Wednesday, July 04, 2007

Sending Kids to War

I just talked to a co-worker of mine about the current teacher's union in Japan.

After World War II, the country was so traumatized by the poverty and despair that had gripped the nation that the forced propagandizing of students by teachers, one of the main catalysts that brought about violent Japanese nationalism, was banned. The current motto of the teacher's union today translates to, "Never again will we teach our children to go off to war."

Has America not lost enough of its citizens yet to assume this mentality? Granted, we don't promote the same type of nationalism in schools, but why haven't our politicians stepped up and started preaching this message? What is the death/pain threshold that must be crossed before a country changes its course of action in regards to its foreign policy?

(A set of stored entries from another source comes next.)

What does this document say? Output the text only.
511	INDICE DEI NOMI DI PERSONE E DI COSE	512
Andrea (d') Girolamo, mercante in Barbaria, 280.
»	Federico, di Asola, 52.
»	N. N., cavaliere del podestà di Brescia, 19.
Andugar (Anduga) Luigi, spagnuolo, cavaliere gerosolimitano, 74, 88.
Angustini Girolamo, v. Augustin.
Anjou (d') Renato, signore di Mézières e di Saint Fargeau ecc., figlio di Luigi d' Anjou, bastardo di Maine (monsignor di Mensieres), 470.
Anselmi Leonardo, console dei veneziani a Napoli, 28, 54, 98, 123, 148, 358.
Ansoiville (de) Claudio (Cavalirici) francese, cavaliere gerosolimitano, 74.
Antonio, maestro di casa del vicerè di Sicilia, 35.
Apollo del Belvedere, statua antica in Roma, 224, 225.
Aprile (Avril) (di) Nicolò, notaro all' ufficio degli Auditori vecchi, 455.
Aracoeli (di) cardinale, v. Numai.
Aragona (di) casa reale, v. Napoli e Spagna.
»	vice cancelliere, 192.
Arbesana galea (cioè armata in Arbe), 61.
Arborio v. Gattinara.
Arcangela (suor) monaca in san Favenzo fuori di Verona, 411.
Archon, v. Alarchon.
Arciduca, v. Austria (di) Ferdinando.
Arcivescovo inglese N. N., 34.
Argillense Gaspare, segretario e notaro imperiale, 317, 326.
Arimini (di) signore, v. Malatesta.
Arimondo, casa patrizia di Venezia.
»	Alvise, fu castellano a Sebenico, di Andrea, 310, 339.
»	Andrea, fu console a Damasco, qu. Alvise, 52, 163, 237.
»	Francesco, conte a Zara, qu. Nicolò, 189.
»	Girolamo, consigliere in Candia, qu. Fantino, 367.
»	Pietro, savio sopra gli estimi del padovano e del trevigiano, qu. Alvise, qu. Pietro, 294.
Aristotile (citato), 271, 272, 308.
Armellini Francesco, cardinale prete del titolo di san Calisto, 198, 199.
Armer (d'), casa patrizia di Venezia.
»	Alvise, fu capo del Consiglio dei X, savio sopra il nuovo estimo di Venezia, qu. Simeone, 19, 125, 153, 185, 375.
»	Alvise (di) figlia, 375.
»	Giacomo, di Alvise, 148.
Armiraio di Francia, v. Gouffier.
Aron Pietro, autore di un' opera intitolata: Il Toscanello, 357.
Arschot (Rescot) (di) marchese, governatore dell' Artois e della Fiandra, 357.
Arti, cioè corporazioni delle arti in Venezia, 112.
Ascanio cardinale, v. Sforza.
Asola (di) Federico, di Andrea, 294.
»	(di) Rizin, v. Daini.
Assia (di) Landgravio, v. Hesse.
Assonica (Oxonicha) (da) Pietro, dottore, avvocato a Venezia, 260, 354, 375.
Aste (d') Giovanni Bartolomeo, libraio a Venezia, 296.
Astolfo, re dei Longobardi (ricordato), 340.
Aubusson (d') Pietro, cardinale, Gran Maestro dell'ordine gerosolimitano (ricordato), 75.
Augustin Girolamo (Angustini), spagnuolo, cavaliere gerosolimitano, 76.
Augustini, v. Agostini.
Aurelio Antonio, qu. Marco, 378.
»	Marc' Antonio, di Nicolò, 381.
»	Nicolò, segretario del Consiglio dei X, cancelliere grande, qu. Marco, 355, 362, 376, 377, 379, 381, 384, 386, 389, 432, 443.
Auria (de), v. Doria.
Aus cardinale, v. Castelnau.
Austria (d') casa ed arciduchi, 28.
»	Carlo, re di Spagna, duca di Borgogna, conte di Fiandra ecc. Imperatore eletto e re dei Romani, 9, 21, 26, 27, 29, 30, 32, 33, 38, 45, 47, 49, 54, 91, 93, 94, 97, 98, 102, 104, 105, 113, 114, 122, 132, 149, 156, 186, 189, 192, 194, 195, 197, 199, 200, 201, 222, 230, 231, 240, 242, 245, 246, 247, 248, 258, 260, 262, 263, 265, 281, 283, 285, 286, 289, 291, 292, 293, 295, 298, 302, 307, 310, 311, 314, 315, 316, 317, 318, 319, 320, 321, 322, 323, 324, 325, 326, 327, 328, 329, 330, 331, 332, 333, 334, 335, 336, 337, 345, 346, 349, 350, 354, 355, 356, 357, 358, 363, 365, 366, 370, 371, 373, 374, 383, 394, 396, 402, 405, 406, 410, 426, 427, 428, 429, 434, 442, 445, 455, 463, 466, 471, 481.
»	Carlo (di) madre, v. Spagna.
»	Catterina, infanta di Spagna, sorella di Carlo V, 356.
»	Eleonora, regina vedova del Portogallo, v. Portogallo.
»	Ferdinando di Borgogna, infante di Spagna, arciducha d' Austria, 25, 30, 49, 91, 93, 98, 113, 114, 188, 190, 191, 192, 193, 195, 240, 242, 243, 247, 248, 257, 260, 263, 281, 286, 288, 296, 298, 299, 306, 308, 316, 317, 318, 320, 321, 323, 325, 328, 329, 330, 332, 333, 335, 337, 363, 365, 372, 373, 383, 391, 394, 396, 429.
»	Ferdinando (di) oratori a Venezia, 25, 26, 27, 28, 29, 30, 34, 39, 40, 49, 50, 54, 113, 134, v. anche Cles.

If, as history suggests, a country's future survival is partly related to its ability to reflect on its behavior, its ability to change when its current methods of operation fail, America is facing a dismal future.

Fresh to Death

left: Street art, Kyoto

Sorry, I haven't posted in a while. I've been busy.

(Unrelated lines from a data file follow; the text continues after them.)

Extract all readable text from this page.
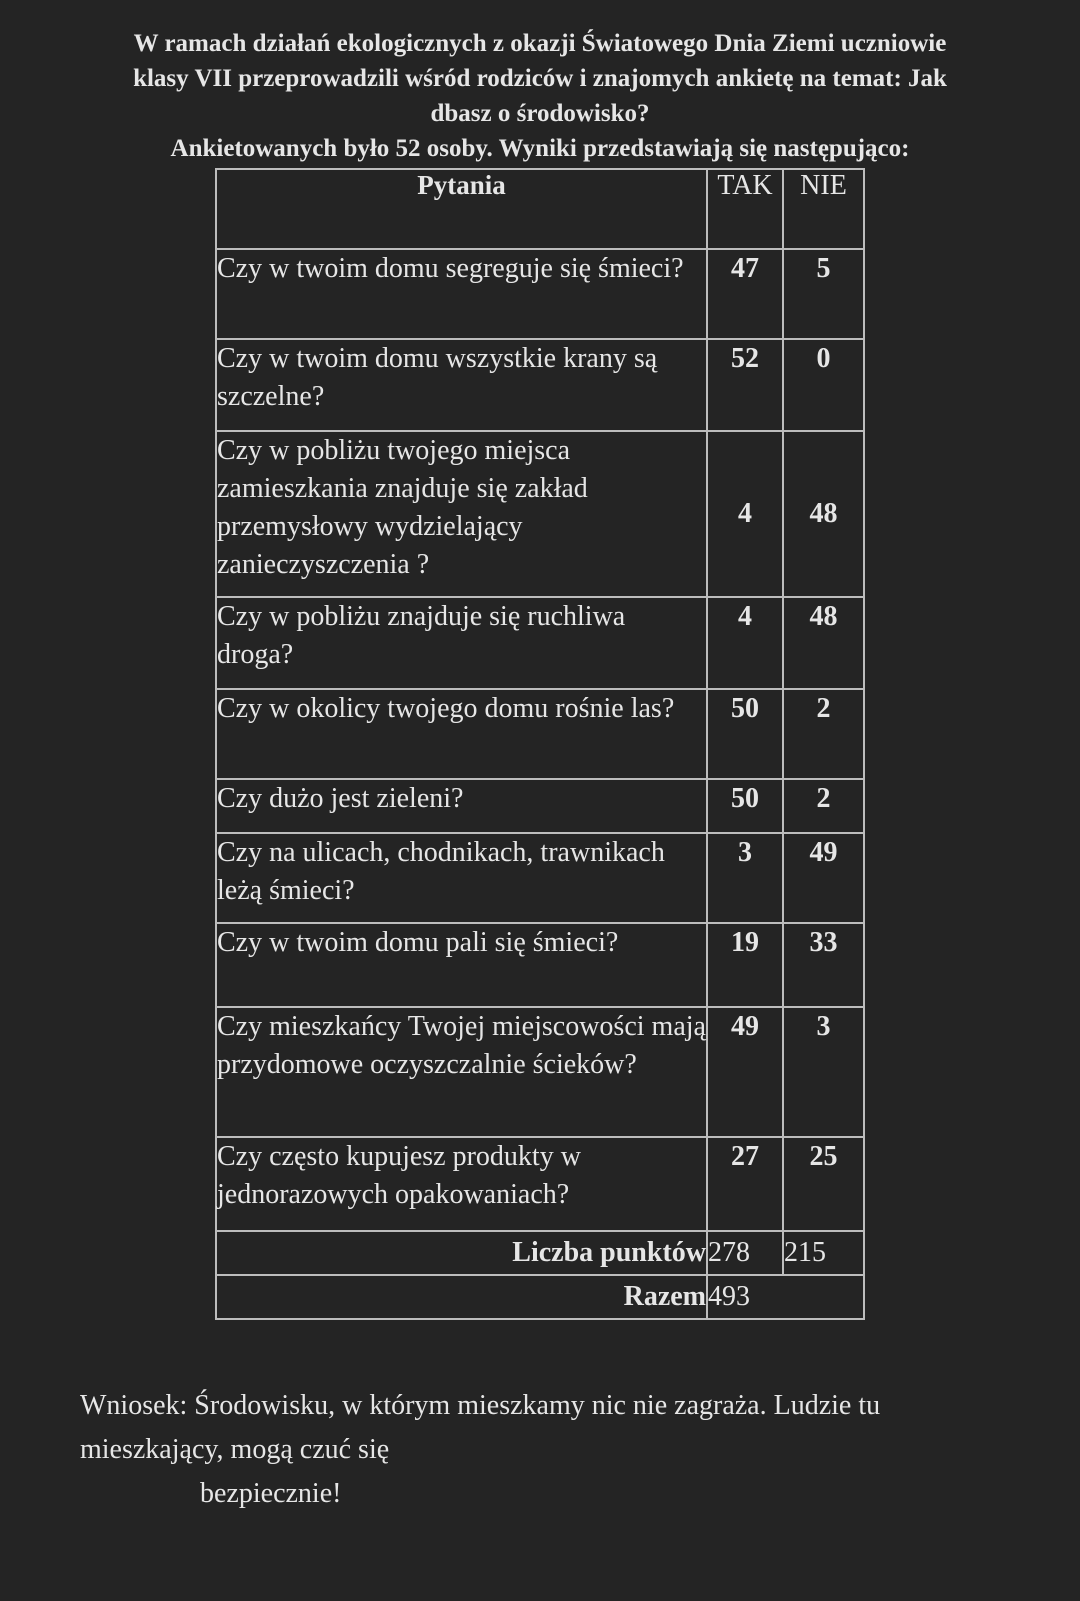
W ramach działań ekologicznych z okazji Światowego Dnia Ziemi uczniowie

klasy VII przeprowadzili wśród rodziców i znajomych ankietę na temat: Jak

dbasz o środowisko?

Ankietowanych było 52 osoby. Wyniki przedstawiają się następująco:

Pytania	TAK	NIE
Czy w twoim domu segreguje się śmieci?	47	5
Czy w twoim domu wszystkie krany są szczelne?	52	0
Czy w pobliżu twojego miejsca zamieszkania znajduje się zakład przemysłowy wydzielający zanieczyszczenia ?	4	48
Czy w pobliżu znajduje się ruchliwa droga?	4	48
Czy w okolicy twojego domu rośnie las?	50	2
Czy dużo jest zieleni?	50	2
Czy na ulicach, chodnikach, trawnikach leżą śmieci?	3	49
Czy w twoim domu pali się śmieci?	19	33
Czy mieszkańcy Twojej miejscowości mają przydomowe oczyszczalnie ścieków?	49	3
Czy często kupujesz produkty w jednorazowych opakowaniach?	27	25
Liczba punktów	278	215
Razem	493	

Wniosek: Środowisku, w którym mieszkamy nic nie zagraża. Ludzie tu

mieszkający, mogą czuć się

bezpiecznie!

Today I had my kiddies write on the following prompt:

Imagine you are writing a letter that will be sent into outer space. Your letter must introduce Earth to aliens (aliens speak English, of course). What will you say?

As we walked to class, I asked my Japanese co-worker how to say "creative writing" in Japanese. She said, "Uhhhh, I don't know. I don't think there is a word for that."

After I explained to the class what creative writing is, I took a survey. I said, "Raise your hand if you have ever done any creative writing for school before."

Not a single hand went up. 30 kids. No hands.

Until we ask them to write to aliens, to dream about frog conversations ribbited during downpours, to flesh out the words creaked and ground out during the marital break-up of an iceberg and an ice sheet, to write conversations they'll have with their future selves, and to flirt with Shakespeare in a love note that will never be read by the master himself, we can't expect them to do anything other than what's already been done. We can't expect them to be fresh, to cut a path from the towering elephant grass. We can't hope as much.

left: Kids and Wonder in Kyoto

Making your kids fresh to death. That should be the motto of every school.

I'd love to slaughter the motherfucker who invented standardized testing. Those tests have soiled the soil. Our plants are reaching not toward the sun and sky, but toward the nearest bank, safe job, or car dealership. We've managed to fuck up education to a point in which kids worry about points and acceptance instead of their true intellectual worth. Passing smoothly, ripple-free, through the educational seas as a fool is valued over making waves and nearly drowning as a creative individual.

I think I know why creativity is down-played in schools here and everywhere else:

If you're creative, you're harder to grade.

If you're creative, you're more likely to ask "Why" questions, as creativity is intrinsically linked to curiosity.

If you're a creative kid, you don't buy as much shit as an adult, and you don't buy the Buy-shit-or-else life cycle pitch made by societies far and wide. It's all too silly and simple if you're creative because buying lots of useless shit requires a deficiency in critical thinking, that stubborn type of questioning stabilized by the buttresses of creative problem solving, curious doubting.

Creative people are dangerous in their ability to find boredom and blahhhness in the things non-creative people love and find interesting.

Creative people smell bullshit the second it leaves the asshole of government.

Creative people are the cowlicks of society that refuse to be greased down by the hand of banality.

If we ain't fresh to death, we ain't.